I ride to FEEL the wind, the rain, the cold, the heat, the dust, the scent of the pines... I want to experience life... not get Told what it feels like by those who had the cajones to hang it in the wind and know it first hand.
"No" they say. "You need this and that and the other to protect and isolate you from all those things..."
Thanks... I guess I was too damn stupid to know what I want...
NO... I don't NEED those things you say I do... YOU do.
If windshields and fairings... and grip heaters... and electric underwear... and abs brakes and computer operated instant inflation airbag vests and all such accoutrements twist your throttle, I am as happy for you as a furloughed sailor with a full months pay in his pocket finding a discount whore house.
But please, STOP trying to convince me, by way of self inflation and ad hominem assaults (didn't know I knew any of those educated words did ya?) that ya'll know better what I like, what appeals to me... and what is better for me... Than I do.
Guess what? I stop listening juuuuuust 'bout the time you fire off the phrase, or something like it; "You HAVE TO"... or ... "You NEED TO"... or "You'd be BETTER OFF if"... arrrrrrrrrrrrggggggggggggghhhhhhhhhhhhh...
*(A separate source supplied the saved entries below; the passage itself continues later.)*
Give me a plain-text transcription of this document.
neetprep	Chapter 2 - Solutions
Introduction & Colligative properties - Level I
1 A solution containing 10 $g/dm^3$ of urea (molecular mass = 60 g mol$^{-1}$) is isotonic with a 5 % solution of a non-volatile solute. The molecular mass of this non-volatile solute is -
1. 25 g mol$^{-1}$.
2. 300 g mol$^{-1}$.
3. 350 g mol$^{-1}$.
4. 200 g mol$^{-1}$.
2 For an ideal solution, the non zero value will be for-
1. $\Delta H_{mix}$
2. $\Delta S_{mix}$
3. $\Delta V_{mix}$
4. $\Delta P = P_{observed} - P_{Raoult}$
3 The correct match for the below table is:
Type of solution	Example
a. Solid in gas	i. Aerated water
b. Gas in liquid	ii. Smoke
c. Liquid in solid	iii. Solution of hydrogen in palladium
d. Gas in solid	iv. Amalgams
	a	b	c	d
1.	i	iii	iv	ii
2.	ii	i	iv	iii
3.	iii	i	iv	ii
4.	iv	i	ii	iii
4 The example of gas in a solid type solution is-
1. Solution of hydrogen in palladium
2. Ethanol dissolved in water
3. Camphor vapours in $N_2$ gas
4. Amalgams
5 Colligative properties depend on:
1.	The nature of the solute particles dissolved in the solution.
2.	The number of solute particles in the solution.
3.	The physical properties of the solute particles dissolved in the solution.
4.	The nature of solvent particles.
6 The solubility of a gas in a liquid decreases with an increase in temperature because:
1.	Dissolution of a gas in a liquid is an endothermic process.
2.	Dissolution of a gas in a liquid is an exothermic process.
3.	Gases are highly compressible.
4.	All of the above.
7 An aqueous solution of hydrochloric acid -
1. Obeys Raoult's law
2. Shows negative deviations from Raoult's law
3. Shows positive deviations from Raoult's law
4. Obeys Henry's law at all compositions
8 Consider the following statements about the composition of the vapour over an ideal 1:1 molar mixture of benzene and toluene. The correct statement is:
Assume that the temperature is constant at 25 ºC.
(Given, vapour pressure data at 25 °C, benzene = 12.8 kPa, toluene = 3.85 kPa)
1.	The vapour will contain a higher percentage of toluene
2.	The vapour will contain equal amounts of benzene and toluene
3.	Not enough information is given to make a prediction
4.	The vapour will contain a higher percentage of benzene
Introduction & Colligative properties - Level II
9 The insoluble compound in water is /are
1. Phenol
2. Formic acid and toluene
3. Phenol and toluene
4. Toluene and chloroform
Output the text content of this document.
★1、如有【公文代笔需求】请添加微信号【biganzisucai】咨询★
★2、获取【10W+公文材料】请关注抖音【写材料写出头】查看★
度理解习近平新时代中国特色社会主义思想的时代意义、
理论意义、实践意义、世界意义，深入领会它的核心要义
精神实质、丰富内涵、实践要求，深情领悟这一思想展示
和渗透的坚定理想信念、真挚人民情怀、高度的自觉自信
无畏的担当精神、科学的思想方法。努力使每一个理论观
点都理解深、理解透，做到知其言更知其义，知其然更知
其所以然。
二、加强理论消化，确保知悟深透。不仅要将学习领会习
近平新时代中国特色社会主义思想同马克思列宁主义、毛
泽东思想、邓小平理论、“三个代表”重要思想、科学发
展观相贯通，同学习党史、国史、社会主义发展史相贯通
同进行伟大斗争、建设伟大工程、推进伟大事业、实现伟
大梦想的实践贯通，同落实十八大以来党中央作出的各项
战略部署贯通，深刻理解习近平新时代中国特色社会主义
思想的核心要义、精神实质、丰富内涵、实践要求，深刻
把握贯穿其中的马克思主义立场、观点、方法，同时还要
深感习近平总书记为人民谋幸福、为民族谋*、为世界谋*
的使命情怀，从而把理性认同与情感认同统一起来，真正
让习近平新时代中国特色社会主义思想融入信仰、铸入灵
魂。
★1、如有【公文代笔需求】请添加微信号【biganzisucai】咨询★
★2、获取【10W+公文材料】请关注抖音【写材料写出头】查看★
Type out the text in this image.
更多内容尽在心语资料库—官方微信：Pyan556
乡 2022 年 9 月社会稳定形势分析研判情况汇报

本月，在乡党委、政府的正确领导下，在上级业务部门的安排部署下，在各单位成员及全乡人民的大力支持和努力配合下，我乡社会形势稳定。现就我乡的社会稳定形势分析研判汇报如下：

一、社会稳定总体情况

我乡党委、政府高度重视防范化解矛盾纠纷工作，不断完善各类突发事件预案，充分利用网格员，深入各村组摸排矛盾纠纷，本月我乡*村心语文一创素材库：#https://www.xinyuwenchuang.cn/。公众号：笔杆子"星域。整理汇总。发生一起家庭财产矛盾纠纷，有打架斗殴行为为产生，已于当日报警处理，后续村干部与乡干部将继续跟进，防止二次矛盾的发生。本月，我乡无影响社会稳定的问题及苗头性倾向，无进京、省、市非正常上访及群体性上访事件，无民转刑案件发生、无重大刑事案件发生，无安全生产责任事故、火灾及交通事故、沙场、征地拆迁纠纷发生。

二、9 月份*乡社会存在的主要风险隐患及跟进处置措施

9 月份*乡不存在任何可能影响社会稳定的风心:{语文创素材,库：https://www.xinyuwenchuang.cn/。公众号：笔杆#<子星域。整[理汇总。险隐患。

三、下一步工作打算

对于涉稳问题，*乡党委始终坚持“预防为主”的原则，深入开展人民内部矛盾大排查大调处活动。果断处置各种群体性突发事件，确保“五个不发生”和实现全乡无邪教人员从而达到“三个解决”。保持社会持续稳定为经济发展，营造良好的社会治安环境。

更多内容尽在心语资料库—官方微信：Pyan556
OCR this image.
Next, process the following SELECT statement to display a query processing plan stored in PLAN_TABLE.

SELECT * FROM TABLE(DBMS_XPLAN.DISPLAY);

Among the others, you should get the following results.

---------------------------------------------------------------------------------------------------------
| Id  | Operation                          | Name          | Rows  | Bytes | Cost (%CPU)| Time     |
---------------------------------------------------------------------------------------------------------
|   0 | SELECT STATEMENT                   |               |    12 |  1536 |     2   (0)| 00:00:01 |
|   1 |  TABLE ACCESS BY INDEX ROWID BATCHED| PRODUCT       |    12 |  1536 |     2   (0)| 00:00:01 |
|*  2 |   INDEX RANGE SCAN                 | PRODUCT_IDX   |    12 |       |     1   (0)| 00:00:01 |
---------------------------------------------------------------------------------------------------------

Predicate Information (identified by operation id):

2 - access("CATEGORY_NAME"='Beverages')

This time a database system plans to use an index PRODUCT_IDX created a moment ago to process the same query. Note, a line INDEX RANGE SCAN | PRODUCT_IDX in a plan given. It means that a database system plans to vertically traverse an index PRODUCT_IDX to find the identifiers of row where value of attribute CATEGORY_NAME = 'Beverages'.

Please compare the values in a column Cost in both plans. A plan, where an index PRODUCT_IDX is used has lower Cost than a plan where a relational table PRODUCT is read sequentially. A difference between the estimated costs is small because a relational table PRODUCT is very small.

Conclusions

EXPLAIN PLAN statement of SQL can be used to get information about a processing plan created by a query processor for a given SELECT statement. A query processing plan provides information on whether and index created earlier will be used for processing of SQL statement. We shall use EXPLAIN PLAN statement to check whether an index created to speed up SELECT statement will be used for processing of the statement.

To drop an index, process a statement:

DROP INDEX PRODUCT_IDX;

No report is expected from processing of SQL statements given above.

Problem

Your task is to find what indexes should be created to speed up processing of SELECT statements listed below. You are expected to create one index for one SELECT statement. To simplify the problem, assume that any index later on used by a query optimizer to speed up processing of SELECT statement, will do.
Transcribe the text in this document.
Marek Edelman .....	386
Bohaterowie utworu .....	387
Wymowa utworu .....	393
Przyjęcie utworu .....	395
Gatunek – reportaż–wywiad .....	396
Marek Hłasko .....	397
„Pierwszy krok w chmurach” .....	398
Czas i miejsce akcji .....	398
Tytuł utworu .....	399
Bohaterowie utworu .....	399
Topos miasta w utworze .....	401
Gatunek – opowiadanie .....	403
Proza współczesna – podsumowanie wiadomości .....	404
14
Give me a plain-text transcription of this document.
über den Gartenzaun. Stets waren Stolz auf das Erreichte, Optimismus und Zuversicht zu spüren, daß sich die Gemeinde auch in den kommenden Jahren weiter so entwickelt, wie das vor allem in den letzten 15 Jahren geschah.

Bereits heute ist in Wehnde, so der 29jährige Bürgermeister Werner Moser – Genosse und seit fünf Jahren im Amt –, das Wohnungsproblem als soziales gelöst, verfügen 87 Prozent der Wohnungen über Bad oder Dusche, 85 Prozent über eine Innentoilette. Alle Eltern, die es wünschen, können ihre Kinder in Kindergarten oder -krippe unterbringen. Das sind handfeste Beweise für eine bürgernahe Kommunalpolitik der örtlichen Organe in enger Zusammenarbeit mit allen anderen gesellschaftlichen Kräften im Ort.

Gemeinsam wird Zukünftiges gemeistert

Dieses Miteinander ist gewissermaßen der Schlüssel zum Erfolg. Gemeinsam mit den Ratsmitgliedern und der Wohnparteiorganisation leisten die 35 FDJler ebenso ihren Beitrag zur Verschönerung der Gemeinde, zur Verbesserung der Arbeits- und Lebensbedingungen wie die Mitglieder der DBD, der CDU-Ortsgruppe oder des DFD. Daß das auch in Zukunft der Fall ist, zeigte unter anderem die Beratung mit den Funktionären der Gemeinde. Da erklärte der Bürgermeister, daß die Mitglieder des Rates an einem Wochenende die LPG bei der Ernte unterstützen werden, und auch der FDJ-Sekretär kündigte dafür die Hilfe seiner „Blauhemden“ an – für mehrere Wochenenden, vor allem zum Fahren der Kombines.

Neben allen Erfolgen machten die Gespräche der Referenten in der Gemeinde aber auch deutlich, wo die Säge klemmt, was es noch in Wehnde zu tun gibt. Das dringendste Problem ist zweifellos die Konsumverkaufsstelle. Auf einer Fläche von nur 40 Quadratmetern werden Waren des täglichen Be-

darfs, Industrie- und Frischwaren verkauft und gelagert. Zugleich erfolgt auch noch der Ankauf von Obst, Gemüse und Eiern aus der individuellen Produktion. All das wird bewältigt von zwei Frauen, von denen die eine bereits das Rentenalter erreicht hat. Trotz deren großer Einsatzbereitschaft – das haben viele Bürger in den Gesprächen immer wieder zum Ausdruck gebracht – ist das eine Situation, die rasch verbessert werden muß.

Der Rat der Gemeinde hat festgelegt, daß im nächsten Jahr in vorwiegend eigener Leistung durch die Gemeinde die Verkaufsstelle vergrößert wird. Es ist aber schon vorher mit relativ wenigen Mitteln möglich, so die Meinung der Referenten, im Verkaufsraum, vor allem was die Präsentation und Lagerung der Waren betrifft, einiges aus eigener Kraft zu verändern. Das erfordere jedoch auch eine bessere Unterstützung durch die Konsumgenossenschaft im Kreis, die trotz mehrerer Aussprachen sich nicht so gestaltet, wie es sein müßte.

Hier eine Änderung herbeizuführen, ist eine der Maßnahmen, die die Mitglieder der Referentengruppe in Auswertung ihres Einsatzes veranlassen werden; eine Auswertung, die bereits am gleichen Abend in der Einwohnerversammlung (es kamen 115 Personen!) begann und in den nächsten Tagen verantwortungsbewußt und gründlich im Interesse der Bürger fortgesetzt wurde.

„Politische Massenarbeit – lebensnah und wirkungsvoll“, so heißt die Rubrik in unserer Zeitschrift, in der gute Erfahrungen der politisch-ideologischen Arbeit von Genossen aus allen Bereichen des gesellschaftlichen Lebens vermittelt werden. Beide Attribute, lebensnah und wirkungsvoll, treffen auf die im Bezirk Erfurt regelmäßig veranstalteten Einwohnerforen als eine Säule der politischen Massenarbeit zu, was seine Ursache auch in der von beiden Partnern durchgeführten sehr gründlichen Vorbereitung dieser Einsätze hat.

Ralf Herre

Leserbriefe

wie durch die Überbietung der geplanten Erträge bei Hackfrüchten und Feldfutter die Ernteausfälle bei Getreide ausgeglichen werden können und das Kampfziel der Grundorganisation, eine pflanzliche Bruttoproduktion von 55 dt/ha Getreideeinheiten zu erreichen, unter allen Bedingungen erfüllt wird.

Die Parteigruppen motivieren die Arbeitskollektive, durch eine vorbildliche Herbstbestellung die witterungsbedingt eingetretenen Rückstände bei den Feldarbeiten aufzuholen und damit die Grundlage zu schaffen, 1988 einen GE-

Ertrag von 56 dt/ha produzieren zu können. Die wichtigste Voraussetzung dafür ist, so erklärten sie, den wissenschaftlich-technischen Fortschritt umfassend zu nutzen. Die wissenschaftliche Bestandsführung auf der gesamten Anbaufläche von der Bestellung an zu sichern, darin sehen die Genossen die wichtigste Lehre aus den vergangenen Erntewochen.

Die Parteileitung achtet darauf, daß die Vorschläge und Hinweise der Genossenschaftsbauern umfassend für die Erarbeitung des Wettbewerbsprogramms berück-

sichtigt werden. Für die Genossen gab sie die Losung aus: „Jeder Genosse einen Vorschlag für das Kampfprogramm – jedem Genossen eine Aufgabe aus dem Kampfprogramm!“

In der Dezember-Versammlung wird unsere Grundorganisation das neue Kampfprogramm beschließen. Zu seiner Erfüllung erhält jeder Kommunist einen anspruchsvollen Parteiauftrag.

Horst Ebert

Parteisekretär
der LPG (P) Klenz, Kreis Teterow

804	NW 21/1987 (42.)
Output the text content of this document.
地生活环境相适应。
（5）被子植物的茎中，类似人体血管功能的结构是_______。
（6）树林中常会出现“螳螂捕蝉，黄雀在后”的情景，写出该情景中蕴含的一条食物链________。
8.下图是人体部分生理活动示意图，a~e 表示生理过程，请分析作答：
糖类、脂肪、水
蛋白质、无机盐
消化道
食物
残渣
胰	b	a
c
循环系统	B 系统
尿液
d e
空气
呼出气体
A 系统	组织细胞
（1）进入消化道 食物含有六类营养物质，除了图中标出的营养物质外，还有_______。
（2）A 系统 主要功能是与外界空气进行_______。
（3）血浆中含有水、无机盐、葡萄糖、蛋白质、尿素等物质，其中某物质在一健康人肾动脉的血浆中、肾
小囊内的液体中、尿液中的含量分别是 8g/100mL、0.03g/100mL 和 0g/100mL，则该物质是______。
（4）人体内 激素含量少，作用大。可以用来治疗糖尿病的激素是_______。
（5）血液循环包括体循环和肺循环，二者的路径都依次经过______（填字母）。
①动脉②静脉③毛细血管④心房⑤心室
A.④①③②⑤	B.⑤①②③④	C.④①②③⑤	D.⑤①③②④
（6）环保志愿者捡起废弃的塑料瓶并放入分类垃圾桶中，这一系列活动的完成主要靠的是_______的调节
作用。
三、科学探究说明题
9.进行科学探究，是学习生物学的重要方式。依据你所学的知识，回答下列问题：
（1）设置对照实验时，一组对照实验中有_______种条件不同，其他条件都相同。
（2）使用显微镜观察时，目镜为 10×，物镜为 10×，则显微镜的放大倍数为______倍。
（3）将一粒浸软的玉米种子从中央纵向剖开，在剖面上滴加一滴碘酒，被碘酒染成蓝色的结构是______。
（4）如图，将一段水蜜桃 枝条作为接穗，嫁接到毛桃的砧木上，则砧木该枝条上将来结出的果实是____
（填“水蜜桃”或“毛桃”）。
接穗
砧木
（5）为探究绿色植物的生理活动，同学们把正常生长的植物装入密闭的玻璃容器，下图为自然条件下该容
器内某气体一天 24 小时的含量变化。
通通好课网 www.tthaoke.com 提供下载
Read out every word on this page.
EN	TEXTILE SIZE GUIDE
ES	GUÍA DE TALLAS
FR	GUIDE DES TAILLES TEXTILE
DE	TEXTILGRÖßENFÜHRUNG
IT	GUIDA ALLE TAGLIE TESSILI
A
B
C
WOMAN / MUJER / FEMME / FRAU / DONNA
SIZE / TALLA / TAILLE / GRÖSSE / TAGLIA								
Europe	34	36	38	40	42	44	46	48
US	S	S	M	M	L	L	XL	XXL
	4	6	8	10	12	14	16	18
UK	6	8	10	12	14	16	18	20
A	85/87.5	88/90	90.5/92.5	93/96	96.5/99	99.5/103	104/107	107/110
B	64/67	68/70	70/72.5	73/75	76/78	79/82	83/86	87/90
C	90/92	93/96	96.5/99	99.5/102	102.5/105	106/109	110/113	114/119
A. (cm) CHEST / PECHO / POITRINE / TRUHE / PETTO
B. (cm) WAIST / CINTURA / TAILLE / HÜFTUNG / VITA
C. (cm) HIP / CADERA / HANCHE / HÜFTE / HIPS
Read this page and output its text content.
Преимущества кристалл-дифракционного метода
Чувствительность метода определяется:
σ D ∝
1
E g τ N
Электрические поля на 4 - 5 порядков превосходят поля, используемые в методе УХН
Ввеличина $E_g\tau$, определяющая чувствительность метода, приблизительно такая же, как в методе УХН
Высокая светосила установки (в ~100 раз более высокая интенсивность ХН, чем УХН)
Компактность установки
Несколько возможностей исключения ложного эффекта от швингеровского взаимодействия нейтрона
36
JEEEEESUS Cuuuuuurrrrrrrrrrrrrrrrrimmmmmineeeeeeeeee! I got juuuuust a few active neurons still zingin' around in the Ol' Brain pan. I've kept myself on top of the grass through things that would kill a heavy percentage of the ones claimin' brighter bulbs than mine... and bailed their types out far more than the opposite... SO... I do believe I'm qualified to choose what I wear... and what I sit behind when I'm splittin' the wind on a scooter... and how I live the whole of my life for that matter.
If I ask for an opinion about this or that, or for a soliloquy about your experience with such or the other... by all means pipe up... but if ya'll just want to bestow on such feeble minded as me the precious jewels of your infallible wisdom about how I ain't got the sense to pee in a bucket...
... Bite your tongue...and Give that sucker a freakin' Rest!
Grab Your Handles and Ride
Tell us how you really feel. Don't hold back, let it alllllll out.
What people don't seem to realize is that opinions or even feelings cannot be right or wrong they just are. It may not be the same opinion or feeling as someone else would have but they are yours and they are what they are.
Opinions are never wrong, assumptions maybe, but opinions, not so much.
Bear in mind this is just my opinion - no warranty expressed or implied.